1. Chipotle and Taco Bell are not Mexican food.

I don't like Chipotle or Taco Bell. I think they're dumb as fuck. That's not fucking Mexican food. Mexicans don't even shit like that most of the time. I fucking know they don't. My step dad is Mexican. His parents are immigrants from Mexico. You know what really Mexican food is? Cow tongue. That shits good. Or pig intestines. That's fucking good too.

2. Books are one of the best things on earth.
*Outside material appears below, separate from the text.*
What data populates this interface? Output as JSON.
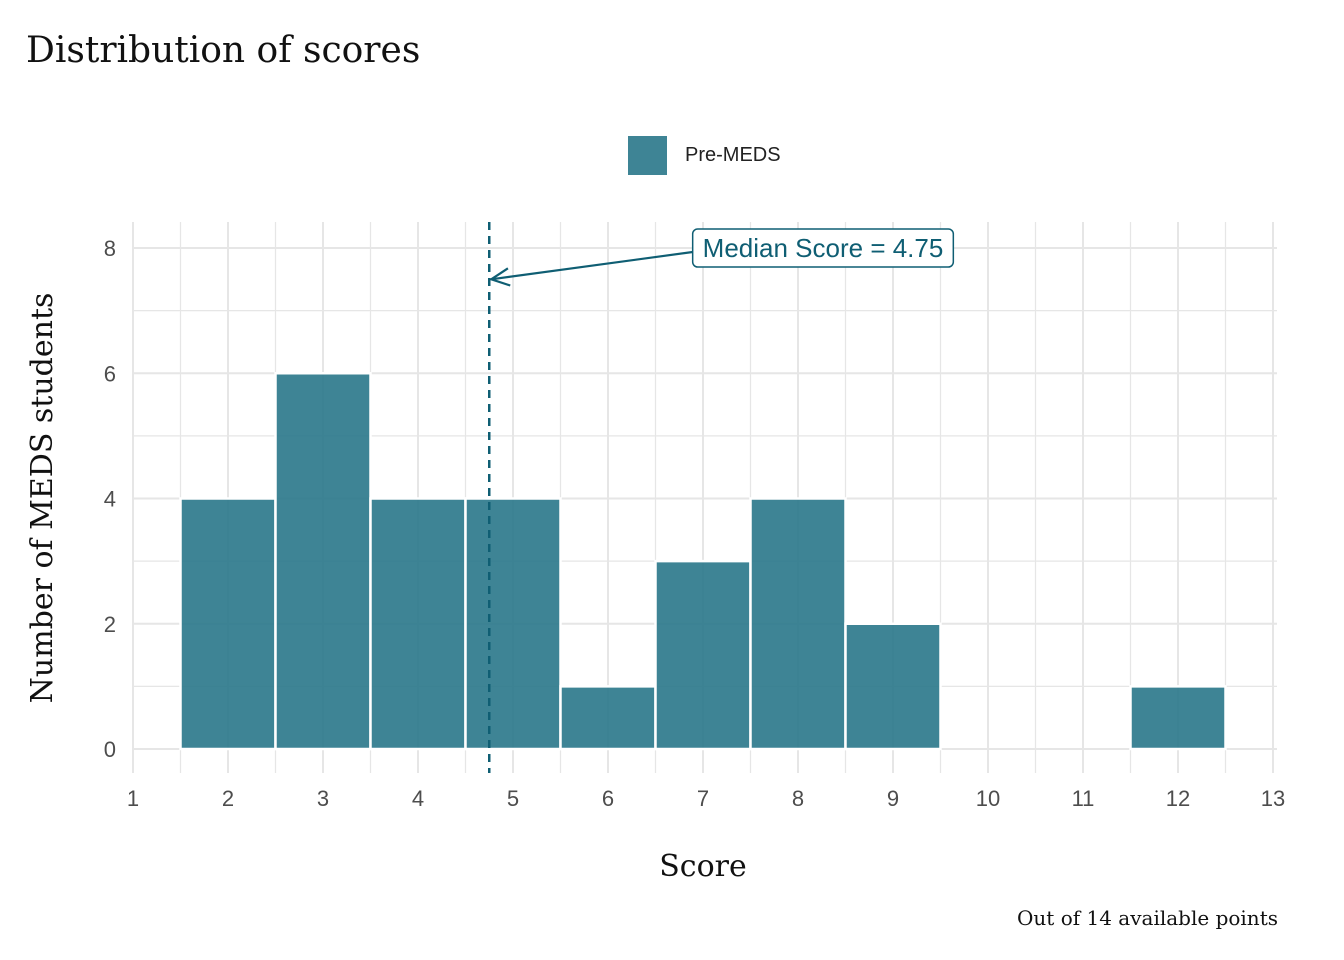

So many people say they fucking hate reading. How? You read everything fucking day. Sitting on your damn phone reading your fucking Twitter feed is fucking reading, and you love doing that. Besides, how does anyone hate fucking that's self-fucking expression? Saying you hate reading is like saying you hate art and think it's fucking dumb people do it.

3. Beyonce is overrated.

I have never understood why people worship the damn ground she walks on. She's not that much different than any other celebrity out there.

4. I hate Christmas.

I mean I fucking hate it. Not Christmas itself, but the holiday season itself is fucking dumb. we don't need fucking Christmas shit up before Thanksgiving. I don't want to hear the dumb ass Christmas music. I'm not going to fucking tolerate someone playing damn Christmas music until the 24th and 25th. Any other day, turn that shit off. Actually, I don't even want to hear it then, but I'll fucking tolerate like 5 songs.
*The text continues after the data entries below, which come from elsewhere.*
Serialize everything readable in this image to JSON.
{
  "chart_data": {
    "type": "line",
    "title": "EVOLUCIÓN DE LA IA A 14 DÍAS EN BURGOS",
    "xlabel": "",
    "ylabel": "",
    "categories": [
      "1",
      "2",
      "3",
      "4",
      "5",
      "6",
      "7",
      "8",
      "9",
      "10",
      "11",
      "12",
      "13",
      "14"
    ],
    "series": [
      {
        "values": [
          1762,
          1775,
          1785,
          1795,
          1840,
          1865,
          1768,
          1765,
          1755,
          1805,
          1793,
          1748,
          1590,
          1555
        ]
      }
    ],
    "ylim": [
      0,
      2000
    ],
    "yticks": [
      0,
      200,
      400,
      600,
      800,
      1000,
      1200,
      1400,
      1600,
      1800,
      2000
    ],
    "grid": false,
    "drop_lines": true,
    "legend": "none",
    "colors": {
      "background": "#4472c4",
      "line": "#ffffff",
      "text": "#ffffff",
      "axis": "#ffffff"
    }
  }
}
5. Frozen is one of the dumbest movies Disney has made.

we didn't need another fucking princess or whatever the fuck those 2 are. we didn't need a fucking talking snowman. Modern day Disney completely shits on all the movies of Disney's past like The Lion King or Peter Pan.

6. I don't think Ryan Gosling is all the attractive.

I don't understand the appeal to him. why do people find him so attractive? I think he's actually more unattractive. There's a lot of guys that are more attractive than him. Josh Hutcherson, Theo James, Jensen Ackles, Jonathan Rhys Meyers, Sebastian Stan, etc.

7. I love Nickelback.

I don't know why people shit on them. I love the rock/sometimes country sound they have. My class's graduation song is "If Today was Your Last Day". That's Nickelback, and it's fucking awesome.

8. Babies aren't that cute.

They look more like fucking potatoes. It doesn't look either parent. It looks like a fucking potato that covered in blood and uterine lining and is fucking crying.

9. Bacon isn't that good.

I don't think it's to die for or should be put on everything under the sun. It's good to have occasionally, but not too much.

10. Snapchat is dumb.

why do so many people love this dumb shit? It's not special. You fucking take pictures with dumb filters. Besides, you can't go back and look at this shit once it sends. Now I'm not going to remember what I said.